Many cite their religious beliefs and say they influence patient care
About one-fifth of clinicians responding to an international survey said felt unprepared to treat gay patients and some indicated that their own religious beliefs about homosexuality affect the care they give.
Results from the survey of more than 10,000 physicians, nurses, medical and nursing students, medical technicians, and pharmacists in some 40 countries were reported here at CHEST 2017, the annual meeting of the American College of Chest Physicians.
When asked the question, “Do your beliefs about homosexuality affect the care you provide to a patient that is homosexual?” 10.3% of clinicians identifying as non-Christian responded that it did. More than 22% of Jehovah’s Witness clinicians and 16.7% of Hindus responded affirmatively to the question.

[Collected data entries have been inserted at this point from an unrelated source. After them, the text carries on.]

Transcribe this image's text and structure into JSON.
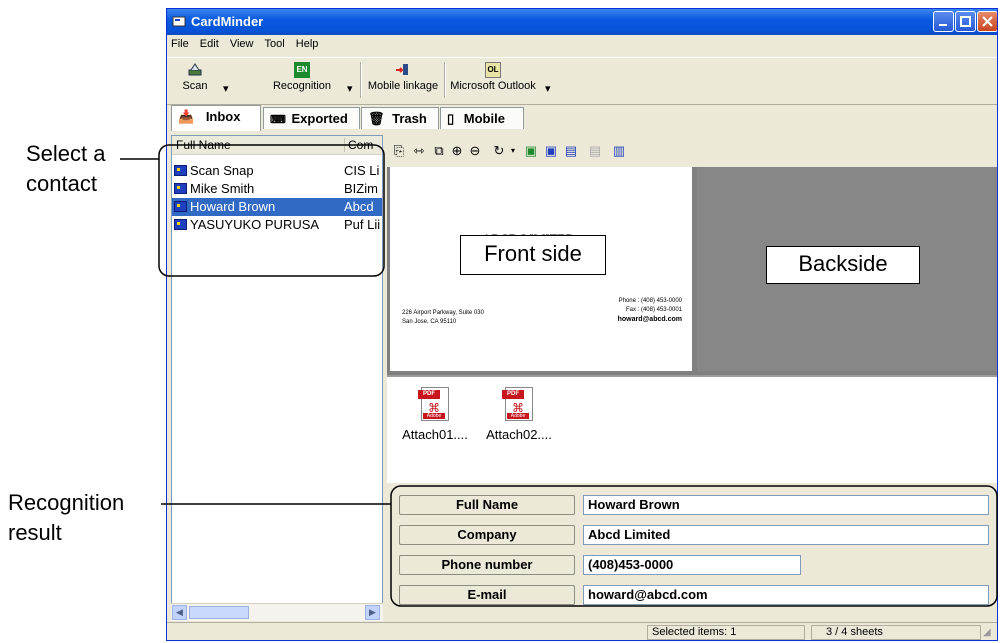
{
  "callouts": {
    "select_contact_line1": "Select a",
    "select_contact_line2": "contact",
    "recognition_line1": "Recognition",
    "recognition_line2": "result",
    "front_side": "Front side",
    "back_side": "Backside"
  },
  "window": {
    "title": "CardMinder"
  },
  "menu": [
    "File",
    "Edit",
    "View",
    "Tool",
    "Help"
  ],
  "toolbar": {
    "scan": "Scan",
    "recognition": "Recognition",
    "mobile_linkage": "Mobile linkage",
    "outlook": "Microsoft Outlook",
    "recognition_badge": "EN",
    "outlook_badge": "OL"
  },
  "tabs": [
    "Inbox",
    "Exported",
    "Trash",
    "Mobile"
  ],
  "list": {
    "columns": [
      "Full Name",
      "Com"
    ],
    "rows": [
      {
        "name": "Scan Snap",
        "company": "CIS Li"
      },
      {
        "name": "Mike Smith",
        "company": "BIZim"
      },
      {
        "name": "Howard Brown",
        "company": "Abcd"
      },
      {
        "name": "YASUYUKO PURUSA",
        "company": "Puf Lii"
      }
    ],
    "selected_index": 2
  },
  "card": {
    "company": "ABCD LIMITED",
    "address1": "226 Airport Parkway, Suite 030",
    "address2": "San Jose, CA 95110",
    "phone": "Phone : (408) 453-0000",
    "fax": "Fax : (408) 453-0001",
    "email": "howard@abcd.com"
  },
  "attachments": [
    "Attach01....",
    "Attach02...."
  ],
  "attachment_badge": "PDF",
  "attachment_brand": "Adobe",
  "fields": [
    {
      "label": "Full Name",
      "value": "Howard Brown"
    },
    {
      "label": "Company",
      "value": "Abcd Limited"
    },
    {
      "label": "Phone number",
      "value": "(408)453-0000"
    },
    {
      "label": "E-mail",
      "value": "howard@abcd.com"
    }
  ],
  "status": {
    "selected": "Selected items:  1",
    "pages": "3 /    4 sheets"
  },
  "colors": {
    "selection": "#316ac5",
    "titlebar": "#0553d7",
    "callout_stroke": "#000000"
  }
}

Just over 20% of non-Christian/non-Catholic providers and 16.6% of Christian/Catholic providers reported that they did not feel prepared to provide care to homosexual patients.
“The beauty of this study was that it was anonymous, so people told you what they actually thought,” study author Joseph Varon, MD, of Texas Medical Center, Houston, told MedPage Today. The survey results presented at the meeting included information about the religion of the responding clinicians, but not their country or region.
Study co-author Rachel M. Riley, MD, of Texas Medical Center, said the observation that certain patients were treated differently at the center led to the survey.
“Certain ethical questions came up, and we wanted to know if they were unique to our center,” she said.
Mark J. Rosen, MD, of the Mount Sinai West Respiratory Institute, New York City, told MedPage Today that he does not believe the findings are reflective of attitudes in the U.S. He was not involved with the research.
“My conjecture would be that this is no longer a big issue among the vast majority of healthcare providers in the United States, or Canada or most of Europe,” he said. “We certainly did see it at the height of the AIDS epidemic, but three decades later, attitudes have changed a lot.”
Rosen added that clinician prejudice does routinely influence patient care in the United States. But he said these prejudices tend to be focused on patient behaviors that lead to poor health and disease, such as obesity, smoking, and substance abuse.
The researchers plan to do a subanalysis of the survey data to address the regional question.
But Varon said he has little doubt that prejudice continues to play a role in patient care in the United States.
“I saw it throughout my training, and throughout my career,” he said. “For example, if a clinician knows a patient is homosexual, that patient may automatically get an HIV test. Patient permission is required in Texas to do an HIV test, but a lot of doctors don’t even ask.”
The anonymous 30-question survey was distributed from July 2015 through February 2016 to clinicians in 174 different institutions.
Of around 30,000 surveys sent, a total of 10,106 were completed, including 53% (n=5,354) among physicians and nurses, 33.2% (n=3,351) among medical and nursing students, and 13.1% (n=1,328) among other healthcare providers (respiratory technicians, pharmacist, caregivers, etc.).
The most widely represented religion among these providers was Catholic/Christian 70.5% (n=7,122), followed by non-Catholic/Christian 27.3% (n=2,762), Islam 6% (n=611), Hinduism 4.4% (n=448), Protestant 3% (n=308), Jewish 1.4% (n=137), Jehovah’s Witness 1.3% (n=134), Buddhist 1.3% (n=128), Mormon 0.8% (n=83) and others 9% (n=913).
“At the end of the day, the most important thing we found was that one out of every five health care providers out there either don’t feel comfortable caring for homosexual patients or treat them differently,” Varon said.
“In this day and age, this is not acceptable.”